# A demo narrow domain specific speech recognition neural network for YUHacks
recognizes following 6 words:
- spirit animal
- shit
- poggers
- lit
- boomer
- simp

In [1]:
import os
import tensorflow as tf
import numpy as np
from tensorflow.keras import datasets, layers, models
from scipy.io import wavfile        # scipy module for reading wavs

In [2]:
# setup random seeds
tf.random.set_seed(5619)
np.random.seed(124497)

# prepare the dataset
words = ["spirit_animal", "shit", "poggers", "lit", "boomer", "simp"]
dataset_folders = ["Joanna_audio_dataset", "jadas audio", "kevin recordings", "marias_audio", "pranish_audio"]
training_set = {}
validation_set = {}

train_valid_split = 0.8

fftsize = 512 # size of a Short time fourier transform (STFT) window
windowsize = 256 # size of/distance between each window

for word in words:
    training_set[word] = []
    validation_set[word] = []

# read all files from folders
for folder in dataset_folders: # for each folder (one person)
    files = os.listdir(folder)
    # all clips spoken by this person
    clips = {}
    # each element in this dict is list of clips of <folder> person saying <word> word
    for word in words:
        clips[word] = []
    for file in files:
        # read the .wav file into a numpy array
        samplerate, data = wavfile.read(os.path.join(folder, file))
        
        # if the clip is stereo, take only the first channel
        if len(data.shape) >= 2:
            data = data[:, 0]
        
        # get the number of samples
        numsamples = data.shape[0]
        
        if numsamples > 32000: # if clip longer than 2 seconds
            data = data[:32000] # cut it off at 2 seconds
        elif numsamples < 32000: # if too short
            data = np.concatenate((data, np.zeros(32000 - numsamples))) # pad silence until 2 seconds
        
        # re-define numsamples to 32000
        numsamples = 32000
        
        fft_results = []
        index_ct = 0
        # for each period of <fftsize> samples
        while index_ct < numsamples - fftsize:
            # grab <fftsize> samples from the current part of the file
            elems = data[index_ct:index_ct+fftsize]
            
            # debugging
            # print(elems.shape)
            
            # perform the fft
            res = np.fft.fft(elems)
            res = np.abs(res) # only take the magnitude of the sequence
            # add it to temp array
            fft_results.append(res)
            # to the next section
            index_ct += windowsize
        # turn it into a single 2D tensor
        fft_results = np.array(fft_results)
        
        # normalize all elements into a real number between 0 and 1 (essentially normalizing volume)
        if np.amax(fft_results) != 0:
            fft_results = fft_results / np.amax(fft_results)
        
        # the corresponding word for this clip (label)
        word = "_".join(file.split("_")[0:-1])
        # put in dictionary
        clips[word].append(fft_results)
    # now we need to 'scramble' it, draw 8 into training set and 2 into validation set
    for key in clips:
        length = len(clips[key])
        # split them to train and validation sets
        training_set[key].extend(clips[key][:int(length*train_valid_split)])
        validation_set[key].extend(clips[key][int(length*train_valid_split):])

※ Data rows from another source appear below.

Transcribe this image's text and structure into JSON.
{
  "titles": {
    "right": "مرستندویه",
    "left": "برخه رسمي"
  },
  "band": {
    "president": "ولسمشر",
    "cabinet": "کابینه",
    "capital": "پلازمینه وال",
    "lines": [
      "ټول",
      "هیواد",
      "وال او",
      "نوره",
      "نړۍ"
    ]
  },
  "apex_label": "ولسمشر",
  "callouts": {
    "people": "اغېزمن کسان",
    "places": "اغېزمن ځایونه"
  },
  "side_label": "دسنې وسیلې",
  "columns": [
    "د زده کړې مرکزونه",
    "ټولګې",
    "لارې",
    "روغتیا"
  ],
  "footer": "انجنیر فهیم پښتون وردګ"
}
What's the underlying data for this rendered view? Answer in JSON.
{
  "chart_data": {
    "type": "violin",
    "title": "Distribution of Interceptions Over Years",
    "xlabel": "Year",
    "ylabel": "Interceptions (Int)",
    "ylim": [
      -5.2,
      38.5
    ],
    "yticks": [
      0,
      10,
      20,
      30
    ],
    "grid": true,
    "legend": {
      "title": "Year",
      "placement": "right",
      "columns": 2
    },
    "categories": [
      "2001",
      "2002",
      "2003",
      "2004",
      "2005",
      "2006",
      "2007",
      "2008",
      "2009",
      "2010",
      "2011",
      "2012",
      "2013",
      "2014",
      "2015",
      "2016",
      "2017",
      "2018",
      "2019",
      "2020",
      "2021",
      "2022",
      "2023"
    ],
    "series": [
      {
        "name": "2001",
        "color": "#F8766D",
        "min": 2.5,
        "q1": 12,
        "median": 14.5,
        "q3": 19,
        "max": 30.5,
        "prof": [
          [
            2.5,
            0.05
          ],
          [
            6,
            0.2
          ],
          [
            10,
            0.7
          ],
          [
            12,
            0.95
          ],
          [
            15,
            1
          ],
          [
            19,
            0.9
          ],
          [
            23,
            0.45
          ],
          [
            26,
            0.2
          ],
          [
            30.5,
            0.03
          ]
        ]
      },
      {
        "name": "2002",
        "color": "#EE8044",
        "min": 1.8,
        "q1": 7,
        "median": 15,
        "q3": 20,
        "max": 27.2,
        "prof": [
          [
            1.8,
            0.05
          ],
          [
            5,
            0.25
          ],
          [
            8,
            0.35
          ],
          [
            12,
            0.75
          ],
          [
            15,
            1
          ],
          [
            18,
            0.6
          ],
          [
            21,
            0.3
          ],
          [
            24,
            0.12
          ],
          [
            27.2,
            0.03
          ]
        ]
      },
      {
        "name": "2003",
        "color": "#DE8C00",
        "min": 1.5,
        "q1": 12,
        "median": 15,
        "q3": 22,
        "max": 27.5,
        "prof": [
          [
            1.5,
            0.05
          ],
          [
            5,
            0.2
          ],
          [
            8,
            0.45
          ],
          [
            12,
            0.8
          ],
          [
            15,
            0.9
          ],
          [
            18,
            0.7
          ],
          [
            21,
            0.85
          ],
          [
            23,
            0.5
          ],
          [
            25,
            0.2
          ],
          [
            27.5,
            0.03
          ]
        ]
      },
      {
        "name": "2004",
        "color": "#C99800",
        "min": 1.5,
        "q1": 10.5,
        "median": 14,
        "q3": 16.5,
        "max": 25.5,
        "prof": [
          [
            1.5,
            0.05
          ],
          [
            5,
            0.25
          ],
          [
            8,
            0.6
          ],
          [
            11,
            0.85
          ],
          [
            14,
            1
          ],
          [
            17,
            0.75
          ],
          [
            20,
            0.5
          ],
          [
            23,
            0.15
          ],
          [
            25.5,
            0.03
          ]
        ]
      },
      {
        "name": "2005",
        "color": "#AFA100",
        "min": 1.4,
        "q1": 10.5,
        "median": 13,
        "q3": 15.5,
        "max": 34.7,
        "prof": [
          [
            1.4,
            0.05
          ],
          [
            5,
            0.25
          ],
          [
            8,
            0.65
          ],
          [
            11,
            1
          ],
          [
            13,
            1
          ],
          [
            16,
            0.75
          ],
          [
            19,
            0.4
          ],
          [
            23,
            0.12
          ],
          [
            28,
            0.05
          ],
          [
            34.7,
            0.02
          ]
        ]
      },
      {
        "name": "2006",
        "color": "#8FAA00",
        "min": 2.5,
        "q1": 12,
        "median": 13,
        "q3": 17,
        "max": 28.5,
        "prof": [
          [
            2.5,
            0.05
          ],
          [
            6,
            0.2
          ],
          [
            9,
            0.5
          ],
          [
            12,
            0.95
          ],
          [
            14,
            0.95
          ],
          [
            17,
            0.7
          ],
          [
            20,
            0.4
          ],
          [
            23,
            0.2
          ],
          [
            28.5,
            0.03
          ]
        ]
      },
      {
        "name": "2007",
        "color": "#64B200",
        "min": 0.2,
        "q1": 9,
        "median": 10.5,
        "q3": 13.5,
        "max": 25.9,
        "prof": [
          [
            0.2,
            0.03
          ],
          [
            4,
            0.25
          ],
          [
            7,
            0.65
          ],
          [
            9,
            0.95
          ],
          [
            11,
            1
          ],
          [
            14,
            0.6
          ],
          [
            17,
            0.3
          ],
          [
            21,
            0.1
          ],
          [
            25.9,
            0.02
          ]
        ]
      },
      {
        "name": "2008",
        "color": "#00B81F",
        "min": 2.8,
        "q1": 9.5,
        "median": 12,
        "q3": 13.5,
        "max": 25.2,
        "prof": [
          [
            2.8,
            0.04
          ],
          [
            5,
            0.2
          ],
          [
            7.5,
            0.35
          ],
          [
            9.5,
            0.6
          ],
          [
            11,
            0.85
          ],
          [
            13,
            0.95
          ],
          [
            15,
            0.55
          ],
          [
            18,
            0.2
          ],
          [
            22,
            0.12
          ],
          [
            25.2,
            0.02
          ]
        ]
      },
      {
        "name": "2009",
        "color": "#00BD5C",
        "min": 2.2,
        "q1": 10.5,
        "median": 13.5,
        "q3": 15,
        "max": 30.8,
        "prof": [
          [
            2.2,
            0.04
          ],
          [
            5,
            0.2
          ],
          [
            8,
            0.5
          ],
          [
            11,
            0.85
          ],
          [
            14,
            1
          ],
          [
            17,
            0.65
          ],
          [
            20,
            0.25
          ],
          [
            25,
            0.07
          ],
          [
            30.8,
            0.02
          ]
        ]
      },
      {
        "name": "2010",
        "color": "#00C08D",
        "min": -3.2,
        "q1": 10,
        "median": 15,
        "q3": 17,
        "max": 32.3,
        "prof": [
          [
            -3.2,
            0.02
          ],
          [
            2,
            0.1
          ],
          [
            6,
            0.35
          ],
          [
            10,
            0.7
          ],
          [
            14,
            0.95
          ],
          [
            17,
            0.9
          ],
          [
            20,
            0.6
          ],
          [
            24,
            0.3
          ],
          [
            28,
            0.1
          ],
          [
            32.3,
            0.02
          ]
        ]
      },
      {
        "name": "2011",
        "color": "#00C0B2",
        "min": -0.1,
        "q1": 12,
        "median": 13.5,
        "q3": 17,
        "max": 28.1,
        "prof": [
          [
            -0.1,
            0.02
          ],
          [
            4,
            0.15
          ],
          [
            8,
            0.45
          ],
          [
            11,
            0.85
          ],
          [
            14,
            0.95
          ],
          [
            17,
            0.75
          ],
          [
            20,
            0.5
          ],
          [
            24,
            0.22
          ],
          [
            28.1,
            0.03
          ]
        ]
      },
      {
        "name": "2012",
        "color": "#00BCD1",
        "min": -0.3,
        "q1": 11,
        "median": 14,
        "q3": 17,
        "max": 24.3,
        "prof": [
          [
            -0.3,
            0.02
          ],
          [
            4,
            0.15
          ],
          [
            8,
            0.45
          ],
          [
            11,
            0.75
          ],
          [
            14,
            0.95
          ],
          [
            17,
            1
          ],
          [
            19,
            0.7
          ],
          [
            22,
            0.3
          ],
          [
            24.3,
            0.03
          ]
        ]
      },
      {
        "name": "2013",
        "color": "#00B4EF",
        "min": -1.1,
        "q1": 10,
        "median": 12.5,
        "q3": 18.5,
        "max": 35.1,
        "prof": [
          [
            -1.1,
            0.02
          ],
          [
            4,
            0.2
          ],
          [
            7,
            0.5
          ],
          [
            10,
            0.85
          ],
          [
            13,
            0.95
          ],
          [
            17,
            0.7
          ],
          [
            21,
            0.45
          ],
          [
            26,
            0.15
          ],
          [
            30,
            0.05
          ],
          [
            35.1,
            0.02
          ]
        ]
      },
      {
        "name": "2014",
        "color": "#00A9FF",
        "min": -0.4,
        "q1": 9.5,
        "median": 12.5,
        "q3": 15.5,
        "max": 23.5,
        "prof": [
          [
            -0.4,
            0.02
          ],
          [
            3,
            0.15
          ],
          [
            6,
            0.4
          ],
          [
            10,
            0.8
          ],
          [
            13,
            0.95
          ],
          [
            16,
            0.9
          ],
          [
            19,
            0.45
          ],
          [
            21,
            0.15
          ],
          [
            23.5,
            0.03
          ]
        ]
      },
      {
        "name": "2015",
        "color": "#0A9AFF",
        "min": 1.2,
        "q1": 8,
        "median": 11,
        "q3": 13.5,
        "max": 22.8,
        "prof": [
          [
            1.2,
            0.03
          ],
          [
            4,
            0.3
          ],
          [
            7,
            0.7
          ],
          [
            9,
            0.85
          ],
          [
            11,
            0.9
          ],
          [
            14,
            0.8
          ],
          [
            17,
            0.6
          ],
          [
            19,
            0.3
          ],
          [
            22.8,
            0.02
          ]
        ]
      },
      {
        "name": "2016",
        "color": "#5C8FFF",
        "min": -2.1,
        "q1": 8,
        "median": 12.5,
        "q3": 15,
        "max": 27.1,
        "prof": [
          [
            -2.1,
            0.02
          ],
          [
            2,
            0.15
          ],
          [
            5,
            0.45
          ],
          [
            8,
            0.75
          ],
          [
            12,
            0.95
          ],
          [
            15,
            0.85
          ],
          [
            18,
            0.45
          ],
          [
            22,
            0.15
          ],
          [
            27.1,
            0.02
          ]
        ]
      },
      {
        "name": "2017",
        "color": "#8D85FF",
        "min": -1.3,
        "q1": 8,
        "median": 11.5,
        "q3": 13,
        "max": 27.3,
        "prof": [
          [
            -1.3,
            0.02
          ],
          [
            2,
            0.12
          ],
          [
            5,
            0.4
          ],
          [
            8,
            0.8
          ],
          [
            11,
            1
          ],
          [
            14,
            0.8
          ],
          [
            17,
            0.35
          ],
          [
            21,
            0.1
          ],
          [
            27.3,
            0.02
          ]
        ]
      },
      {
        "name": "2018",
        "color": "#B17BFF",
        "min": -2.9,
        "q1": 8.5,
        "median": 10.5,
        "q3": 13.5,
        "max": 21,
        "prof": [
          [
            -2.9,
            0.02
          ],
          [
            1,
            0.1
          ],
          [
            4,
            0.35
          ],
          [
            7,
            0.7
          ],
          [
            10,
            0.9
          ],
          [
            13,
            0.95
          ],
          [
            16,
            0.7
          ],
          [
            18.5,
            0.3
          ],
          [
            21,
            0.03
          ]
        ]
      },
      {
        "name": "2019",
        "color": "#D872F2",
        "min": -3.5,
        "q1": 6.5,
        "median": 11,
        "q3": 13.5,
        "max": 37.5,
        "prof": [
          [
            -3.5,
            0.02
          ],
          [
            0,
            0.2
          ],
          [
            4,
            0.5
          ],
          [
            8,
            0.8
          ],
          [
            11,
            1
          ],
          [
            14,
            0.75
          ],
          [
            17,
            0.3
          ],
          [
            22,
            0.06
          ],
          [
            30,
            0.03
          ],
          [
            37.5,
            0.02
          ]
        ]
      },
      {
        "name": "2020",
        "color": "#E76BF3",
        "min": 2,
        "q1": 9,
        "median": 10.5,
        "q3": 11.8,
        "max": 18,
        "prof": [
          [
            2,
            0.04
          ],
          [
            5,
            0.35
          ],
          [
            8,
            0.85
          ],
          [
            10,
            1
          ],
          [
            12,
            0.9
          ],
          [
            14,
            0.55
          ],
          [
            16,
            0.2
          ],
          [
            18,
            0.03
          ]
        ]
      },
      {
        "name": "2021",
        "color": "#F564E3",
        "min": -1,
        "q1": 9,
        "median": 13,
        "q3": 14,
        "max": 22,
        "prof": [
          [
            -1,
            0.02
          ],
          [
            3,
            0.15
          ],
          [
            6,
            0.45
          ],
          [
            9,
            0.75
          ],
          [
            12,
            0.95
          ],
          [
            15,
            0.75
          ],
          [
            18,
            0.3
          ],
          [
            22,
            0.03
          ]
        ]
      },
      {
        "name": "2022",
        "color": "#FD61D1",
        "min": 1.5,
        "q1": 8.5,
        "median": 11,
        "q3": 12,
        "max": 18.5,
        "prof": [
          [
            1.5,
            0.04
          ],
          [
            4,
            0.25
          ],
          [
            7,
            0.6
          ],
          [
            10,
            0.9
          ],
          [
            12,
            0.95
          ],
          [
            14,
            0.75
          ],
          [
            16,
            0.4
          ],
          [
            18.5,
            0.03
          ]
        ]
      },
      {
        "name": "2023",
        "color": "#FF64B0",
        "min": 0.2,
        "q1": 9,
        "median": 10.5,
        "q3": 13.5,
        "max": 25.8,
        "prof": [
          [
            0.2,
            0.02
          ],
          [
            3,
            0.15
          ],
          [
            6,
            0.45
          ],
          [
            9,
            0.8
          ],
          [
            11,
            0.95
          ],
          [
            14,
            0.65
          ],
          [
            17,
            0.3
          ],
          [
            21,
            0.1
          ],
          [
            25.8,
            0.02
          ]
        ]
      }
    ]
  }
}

# the tensorflow readable train and valid set
train_input = []
train_output = []
valid_input = []
valid_output = []

# now we convert the datasets into tensorflow readable format
for i in range(len(words)): # for each word
    word = words[i]
    # put the train set and its labels
    for item in training_set[word]:
        train_input.append(item) # the item/clip as input
        train_output.append(i) # the output/label
    # put the valid set and its labels
    for item in validation_set[word]:
        valid_input.append(item) # the item/clip as input
        valid_output.append(i) # the output/label

train_input = np.array(train_input)
tshape = train_input.shape
train_input = train_input.reshape((tshape[0], tshape[1], tshape[2], 1))

train_output = np.array(train_output)

valid_input = np.array(valid_input)
vshape = valid_input.shape
valid_input = valid_input.reshape((vshape[0], vshape[1], vshape[2], 1))

valid_output = np.array(valid_output)

In [3]:
print(valid_input.shape)

(60, 123, 512, 1)


In [4]:
# creates a simple sequential convolutional neural network using tensorflow keras
def create_model():
    model = models.Sequential()
    model.add(layers.Conv2D(32, (5, 5), activation='relu', input_shape=(123, fftsize, 1)))
    model.add(layers.MaxPooling2D((2, 2)))
    model.add(layers.Conv2D(64, (5, 5), activation='relu'))
    model.add(layers.MaxPooling2D((2, 2)))
    model.add(layers.Conv2D(64, (5, 5), activation='relu'))
    
    model.add(layers.Flatten())
    model.add(layers.Dense(64, activation='relu'))
    # model.add(layers.Dense(64, activation='relu'))
    model.add(layers.Dense(6, activation='softmax'))
    
    return model

In [5]:
# creates a model and train it using training and validation sets
model = create_model()
model.compile(optimizer='adam', loss=tf.keras.losses.SparseCategoricalCrossentropy(from_logits=True), metrics=['accuracy'])
history = model.fit(train_input, train_output, epochs=20, validation_data=(valid_input, valid_output))

# save the model
model.save("model_1")

Epoch 1/20
Epoch 2/20
Epoch 3/20
Epoch 4/20
Epoch 5/20
Epoch 6/20
Epoch 7/20
Epoch 8/20
Epoch 9/20
Epoch 10/20
Epoch 11/20
Epoch 12/20
Epoch 13/20
Epoch 14/20
Epoch 15/20
Epoch 16/20
Epoch 17/20
Epoch 18/20
Epoch 19/20
Epoch 20/20
INFO:tensorflow:Assets written to: model_1\assets